Hover's Estate

Gest, J.,

There can be no doubt that, prior to the Act of June 29, 1923, P. L. 914, the next of kin to whom the remainder estate is directed to be distributed should be ascertained as of the death of the testator and not as of the death of the life tenant, which is the period of distribution. This is a canon of testamentary construction, which applies unless the testator expressly or by necessary implication clearly designates the contrary intention. This contrary intention cannot be inferred from the fact, which *593is purely accidental, that the result may be to divert the estate to persons not belonging to the family of the testator, as will be the case here, in part at least, if those persons should be ascertained through the estate of Adaline, the daughter of the testatrix and her only next of kin. Such considerations should not influence our legal judgment: Bentley’s Estate (No. 1), 30 Dist. R. 67; and the mere fact that the life tenant is herself the only next of kin of the testatrix is likewise irrelevant in applying this canon of construction: Stewart’s Estate, 147 Pa. 383; Snyder’s Estate, 25 Dist. R. 207.

But the Auditing Judge has held that there is sufficient in this will and its codicils to show clearly that the ordinary rule should not apply, and in this we concur. When the will and codicils were written, the latest bearing date Jan. 5, 1907, the testatrix had a sister living, Debora Ridgway, unmarried and childless, and at least two nephews and a niece, Frank W. Whitcraft, David Whitcraft and Elizabeth Ridgway, besides, as it would appear, certain grandnephews and grandnieces.
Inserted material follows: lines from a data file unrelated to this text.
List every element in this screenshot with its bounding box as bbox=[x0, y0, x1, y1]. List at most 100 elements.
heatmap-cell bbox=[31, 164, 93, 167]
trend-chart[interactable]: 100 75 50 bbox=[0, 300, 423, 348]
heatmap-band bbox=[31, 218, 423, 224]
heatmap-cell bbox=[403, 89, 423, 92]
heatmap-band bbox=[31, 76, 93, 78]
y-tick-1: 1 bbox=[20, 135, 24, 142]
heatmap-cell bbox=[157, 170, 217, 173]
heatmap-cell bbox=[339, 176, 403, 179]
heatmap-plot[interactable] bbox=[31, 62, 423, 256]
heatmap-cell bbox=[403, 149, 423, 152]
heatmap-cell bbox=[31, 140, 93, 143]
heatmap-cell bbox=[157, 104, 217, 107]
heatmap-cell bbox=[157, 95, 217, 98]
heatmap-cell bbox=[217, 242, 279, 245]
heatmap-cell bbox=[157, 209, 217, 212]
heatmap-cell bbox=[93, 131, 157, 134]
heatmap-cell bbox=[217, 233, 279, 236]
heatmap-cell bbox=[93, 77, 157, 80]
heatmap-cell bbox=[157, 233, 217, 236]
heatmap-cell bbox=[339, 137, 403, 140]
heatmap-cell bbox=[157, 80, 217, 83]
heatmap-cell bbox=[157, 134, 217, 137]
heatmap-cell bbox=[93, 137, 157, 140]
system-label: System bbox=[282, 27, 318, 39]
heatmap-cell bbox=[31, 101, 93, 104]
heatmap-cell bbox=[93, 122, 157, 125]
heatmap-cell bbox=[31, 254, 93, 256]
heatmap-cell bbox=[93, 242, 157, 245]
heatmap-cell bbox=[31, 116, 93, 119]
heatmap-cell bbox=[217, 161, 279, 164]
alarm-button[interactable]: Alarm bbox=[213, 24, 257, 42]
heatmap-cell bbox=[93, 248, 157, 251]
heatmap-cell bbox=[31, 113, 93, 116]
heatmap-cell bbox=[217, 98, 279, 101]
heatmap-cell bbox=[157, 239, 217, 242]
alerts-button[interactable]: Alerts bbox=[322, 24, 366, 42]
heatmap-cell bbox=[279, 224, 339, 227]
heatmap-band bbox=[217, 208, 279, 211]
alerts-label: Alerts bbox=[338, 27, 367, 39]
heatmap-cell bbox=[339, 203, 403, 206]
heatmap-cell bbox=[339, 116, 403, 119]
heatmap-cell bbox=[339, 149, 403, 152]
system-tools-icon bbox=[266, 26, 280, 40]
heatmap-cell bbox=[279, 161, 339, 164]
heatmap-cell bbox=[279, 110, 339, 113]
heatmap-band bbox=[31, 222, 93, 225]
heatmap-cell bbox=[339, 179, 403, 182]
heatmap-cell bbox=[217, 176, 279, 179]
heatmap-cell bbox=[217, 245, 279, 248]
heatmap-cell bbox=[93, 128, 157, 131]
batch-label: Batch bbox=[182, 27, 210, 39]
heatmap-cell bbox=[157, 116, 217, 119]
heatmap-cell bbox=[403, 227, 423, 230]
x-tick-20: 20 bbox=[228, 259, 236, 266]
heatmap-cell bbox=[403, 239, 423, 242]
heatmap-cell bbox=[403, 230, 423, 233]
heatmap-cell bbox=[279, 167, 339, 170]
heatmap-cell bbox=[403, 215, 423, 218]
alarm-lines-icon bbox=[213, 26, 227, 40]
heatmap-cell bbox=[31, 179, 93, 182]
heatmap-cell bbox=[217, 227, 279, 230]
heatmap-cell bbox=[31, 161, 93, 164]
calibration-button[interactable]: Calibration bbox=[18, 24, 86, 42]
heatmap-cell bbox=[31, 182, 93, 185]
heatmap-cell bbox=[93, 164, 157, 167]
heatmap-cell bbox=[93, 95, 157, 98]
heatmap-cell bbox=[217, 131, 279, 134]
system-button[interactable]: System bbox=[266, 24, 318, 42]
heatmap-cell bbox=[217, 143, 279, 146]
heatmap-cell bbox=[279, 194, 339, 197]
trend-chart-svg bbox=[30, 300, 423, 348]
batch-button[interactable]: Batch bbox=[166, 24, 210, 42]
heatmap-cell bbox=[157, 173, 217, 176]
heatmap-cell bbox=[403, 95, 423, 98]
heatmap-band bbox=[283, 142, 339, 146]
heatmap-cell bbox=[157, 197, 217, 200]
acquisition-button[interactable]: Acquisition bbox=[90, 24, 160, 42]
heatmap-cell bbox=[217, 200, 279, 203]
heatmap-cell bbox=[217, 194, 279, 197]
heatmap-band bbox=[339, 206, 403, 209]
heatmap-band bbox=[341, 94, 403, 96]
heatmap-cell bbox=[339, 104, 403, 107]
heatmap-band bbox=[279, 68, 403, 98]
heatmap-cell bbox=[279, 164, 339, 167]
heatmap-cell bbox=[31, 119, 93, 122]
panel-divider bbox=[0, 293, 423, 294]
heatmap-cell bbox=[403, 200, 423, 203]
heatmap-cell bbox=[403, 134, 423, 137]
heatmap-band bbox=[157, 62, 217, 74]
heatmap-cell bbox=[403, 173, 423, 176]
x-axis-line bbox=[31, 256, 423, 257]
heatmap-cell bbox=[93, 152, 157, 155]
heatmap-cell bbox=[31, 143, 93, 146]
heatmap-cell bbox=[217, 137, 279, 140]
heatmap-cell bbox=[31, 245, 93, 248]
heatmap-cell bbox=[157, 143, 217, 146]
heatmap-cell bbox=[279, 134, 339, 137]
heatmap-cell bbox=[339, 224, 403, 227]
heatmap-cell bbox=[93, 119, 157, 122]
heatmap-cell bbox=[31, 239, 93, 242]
In her first codicil she directed that, in the distribution of her estate after her daughter’s death, David Whitcraft and Lizzie Richardson should receive nothing and that Frank Whitcraft should receive not more than $500, adding, perhaps significantly, “the balance of my estate to be divided as in my within will provided.” And in her second codicil she provided that, “in any distribution” which may be made under her will, Debora Ridgway “shall not participate unless she shall be a widow at the time of such distribution,” which may fairly be interpreted to mean that, “in any distribution” which may be made under her will, Debora Ridgway shall participate if she is a widow “at the time of said distribution.”

This alone may not be controlling, but the testatrix added, what seems to us to be most important, that, “in any such distribution, Mary Sabey shall receive an equal share along with my nephews and nieces as though she were lawfully my niece.” In our opinion, the will and codicil show that the testatrix contemplated that her estate should be distributed among her collateral relatives and not to the estate of her daughter, at whose decease the estate should be distributed, for we must remember that Mary Sabey was not a niece in fact, but included as a legatee among nephews and nieces. The testatrix evidently intended that Mary Sabey should at the distribution take a share of her estate and not being entitled under the intestate laws, she can only take by testamentary inclusion among those who were, namely, the nephews and nieces, and if these are the persons who take under the intestate laws, it follows that the distribution must be made in accordance with those laws at the death of the life tenant, whose estate is thereby excluded. This result is entirely consistent with Snyder’s Estate, 25 Dist. R. 207, where the exclusion of certain cousins nommatim from participation was held as intended to apply if the class of cousins should at the time of the testator’s death constitute his next of kin. This affords no clear indication of testamentary intention, that the cousins should necessarily constitute the class of distributees. Nor does our decision in Hausman’s Estate, 7 D. & C. 49, apply, where a stepbrother was by a will included in the distribution among the testator’s heirs. There appears no reason why this stepbrother should not take along with the full brothers and sisters, and his express inclusion appears to be ex majori cautela, and as it was said by the Auditing Judge in that case: “I think the testator did not mean to bestow upon brothers and sisters and their issue the character of heirs in every event, but merely to treat William J. Gruhler as a blood brother, entitled to take if brothers were within the class that was to take, but not to displace a superior class of heirs.” In the present case, however, the inclusion of Mary Sabey among the distributees, who was no kin of *594the testatrix, and, evidently, as a favored legatee, was intended to take in any event, shows that the class in which she was placed should also take in any event.

The exceptions are dismissed and the adjudication confirmed absolutely.